= Shikar Club =

International sporting club

The Shikar Club is an international sporting club founded in London in 1909 by Old Boys of Eton and Rugby to champion the cause of hunting and in particular big game hunting. Its founding members included Frederick Courtney Selous, P.B. van der Byl and Charles Edward Radclyffe.

== Inauguration==

On 7 June 1909, at the Café Royal in London's Regent Street, more than seventy well-known hunting and shooting men met at the inaugural dinner of the Shikar Club. The event was presided over by the Earl of Lonsdale. The Field magazine's June 1909 issue devoted a page and a half to a description of the event. After the meal a committee was formed to write a constitution of the Club at their leisure.

The Shikar Club promoted shooting at international shooting exhibitions with the clear expression of big game hunting within legitimate class and national identities.

== Membership==

The membership of the club included many high-ranking military men, such as Sir Claude Champion de Crespigny, described as "one of the hardest and pluckiest men in England… ready to box, ride, walk, run, shoot, fence, sail or swim with anyone over fifty on equal terms".

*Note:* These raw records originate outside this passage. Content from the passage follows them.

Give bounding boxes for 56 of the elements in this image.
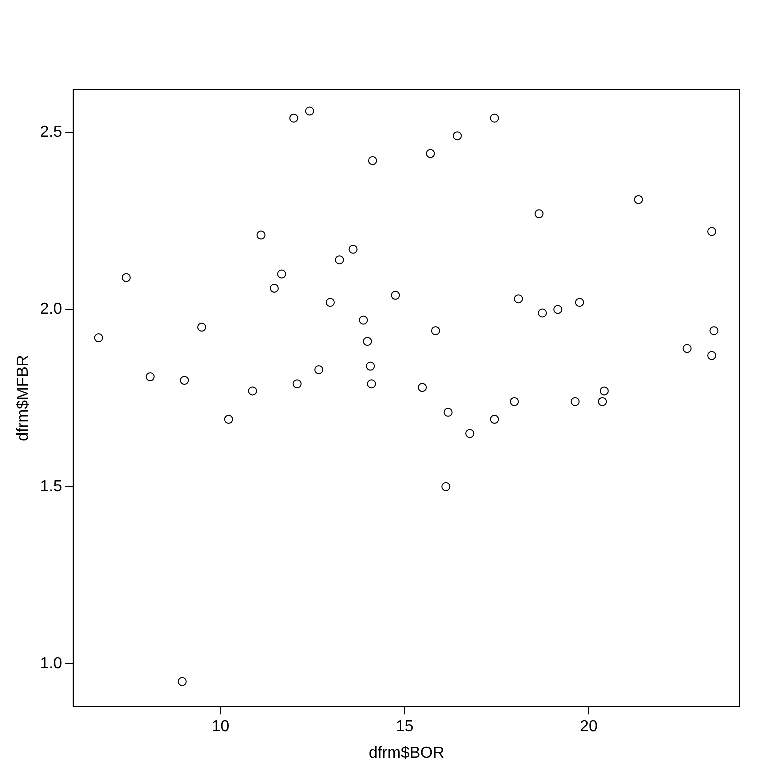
y-tick-label: 1.0 <box>40 655 63 672</box>
y-axis-title: dfrm$MFBR <box>15 355 32 442</box>
point <box>292 380 302 389</box>
point <box>554 305 563 314</box>
point <box>248 386 258 396</box>
point <box>490 415 500 424</box>
point <box>348 244 358 254</box>
x-tick-label: 20 <box>580 718 598 736</box>
point <box>442 482 451 492</box>
point <box>538 308 548 318</box>
point <box>277 270 286 279</box>
point <box>431 326 440 336</box>
point <box>290 114 299 123</box>
point <box>634 195 644 204</box>
point <box>466 429 475 438</box>
point <box>368 156 378 166</box>
point <box>391 291 400 300</box>
y-tick-label: 2.5 <box>40 124 63 141</box>
point <box>682 344 692 354</box>
point <box>335 256 344 265</box>
point <box>534 210 544 219</box>
y-tick-label: 1.5 <box>40 478 63 496</box>
point <box>359 316 368 325</box>
point <box>598 397 608 406</box>
point <box>314 365 324 374</box>
point <box>305 106 314 116</box>
point <box>224 415 234 424</box>
point <box>708 351 717 360</box>
point <box>326 298 335 308</box>
point <box>444 408 453 417</box>
x-tick-label: 10 <box>212 718 230 736</box>
point <box>366 362 376 371</box>
point <box>256 230 266 240</box>
point <box>426 149 436 158</box>
x-tick-label: 15 <box>396 718 414 736</box>
point <box>418 383 428 392</box>
point <box>197 322 206 332</box>
point <box>180 376 190 386</box>
point <box>710 326 719 336</box>
point <box>490 114 500 123</box>
point <box>453 132 462 141</box>
point <box>575 298 584 308</box>
point <box>94 334 104 343</box>
x-axis-title: dfrm$BOR <box>368 744 445 762</box>
y-tick-label: 2.0 <box>40 301 63 318</box>
point <box>570 397 580 406</box>
point <box>270 284 280 293</box>
point <box>514 294 524 304</box>
point <box>708 227 717 236</box>
point <box>146 372 155 382</box>
point <box>367 380 376 389</box>
point <box>363 337 372 346</box>
point <box>600 386 609 396</box>
point <box>122 273 131 282</box>
point <box>178 677 187 686</box>
point <box>510 397 520 406</box>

The society once championed big-game hunters, including Abel Chapman, Alfred Pease, Hilary Hook, the Marquess of Valdueza, and Maurice Egerton. Some members, such as Thomas Alexander Barns, H. A. Bryden, and C. W. L. Bulpett, published books and articles on hunting and exploring; while others, such as John Guille Millais, were artists or naturalists.

As of 2023, the Shikar Club continues to exist and meets regularly at the Savoy Hotel, London, for the purposes of continuing the tradition of hunting and shooting. The emphasis today is on sustainable hunting and the conservation of wildlife. Prince Philip, Duke of Edinburgh, was a member until his death in 2021.